Linearized Bacmid Δ Ac29-33 co-transfected Sf9 insect cells with pTriEx-GFP plasmid (GFP gene fragment cloned between pTriEx1.1 NcoI/XhoI sites), and recombinant virus generation P0 was collected 5 days after transfection. The P0 generation virus was amplified to P1 generation virus, Sf9 cells were infected at 3 MOI, and cells were harvested on the fourth day after infection. The green fluorescence intensity of the cells was measured by flow cytometry and the geometric mean was calculated (FIG. 3). The yield of GFP, a green fluorescent protein, was increased by 86% compared to the wild type.

4. Virus propagation properties.

Sf9 cells were infected with the recombinant virus carrying green fluorescent protein at 0.1 MOI, and then samples were taken every 24 hours, and virus titers were determined by limiting dilution to plot a primary virus growth curve (FIG. 4). Compared with wild viruses, the proliferation characteristics of the Ac29-33 knockout virus are not changed significantly.

The invention has the innovative ideas that: the present inventors have found at the time of their research that a large number of nonessential genes are present in the baculovirus genome and that some nonessential genes are present adjacent to each other in clusters, and these nonessential genes present in clusters (containing unknown functional genes) include five genes in succession from Ac29 to Ac 33.
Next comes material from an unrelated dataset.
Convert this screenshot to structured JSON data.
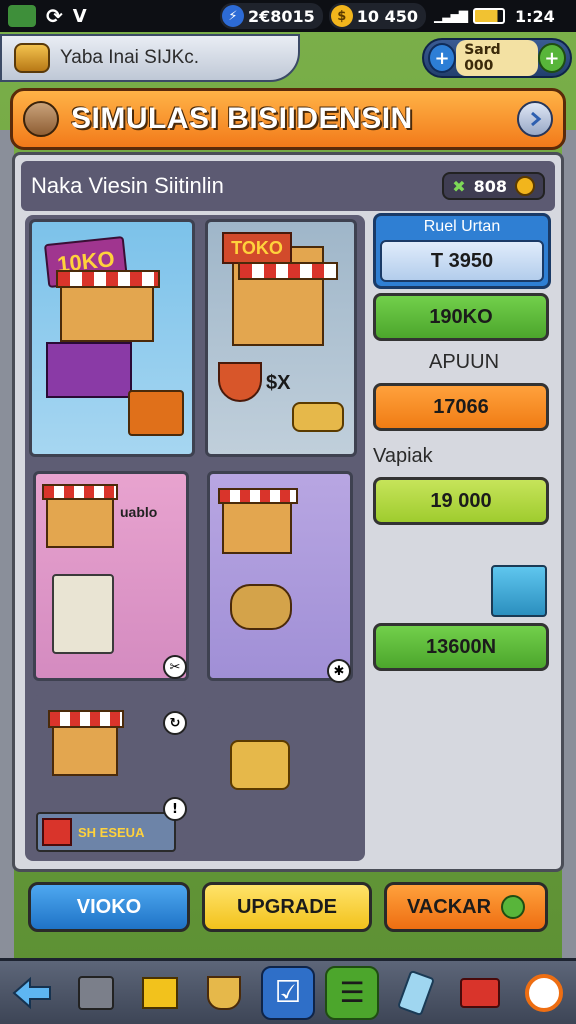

The Ac29 gene has unknown function. The deletion of the homologous gene Bm20 in silkworm polyhedrosis Virus does not affect the replication of the Virus (Virus Res.2012; 165: 197-206.).

Ac30 may be a non-essential gene, and the knockout of the homologous gene Bm21 in Bombyx mori polyhedrosis virus does not affect the replication of the virus, but the survival time of the infected host is prolonged (J Gen Virol. 2008;89: 922-30.).

Ac31 encodes a protein similar to superoxide dismutase SOD. No experiments have demonstrated that the SOD encoded by Ac31 has enzymatic activity, and that Ac31 knock-out has no effect on virus proliferation, even in the presence of superoxide ion inducers (virology, 1991: 149-161.). The studies in silkworm polyhedrosis Virus are contradictory, with some studies showing that the Ac31 homolog Bm23 is essential for the Virus (Insect Biochem Mol biol 2008;38: 1080-6.), and another that the Bm23 knockout does not affect the replication of the Virus (Virus Res 2012;165: 197-.

The Ac32 gene encodes an epidermal growth factor, FGF, homolog protein that interacts with the insect epidermal growth factor receptor. The Ac32 knock-out did not affect viral replication (virology 2006;346: 258-65.), but death of the host was significantly delayed (virology 2007;365: 70-8.).

The Ac33 gene encodes a polynucleotide kinase, whose role in the viral life cycle is unknown. Ac33 has no homologous gene in silkworm polyhedrosis virus, and is presumed to be a non-essential gene.

Overall, Ac29, Ac30, Ac31, Ac32, and Ac33 are nonessential or suspected nonessential genes of baculoviruses, and at least when replicated in insect cell lines, there is no published information showing that these five genes have important functions. The present inventors tried to knock out the above five unnecessary genes and found that the protein expression level of the novel expression vector was significantly improved without significant change in the virus proliferation level by examining the yield and proliferation characteristics of the novel expression vector, thereby demonstrating that a baculovirus expression vector having an excellent production shape and high yield characteristics can be obtained by the method of example 1.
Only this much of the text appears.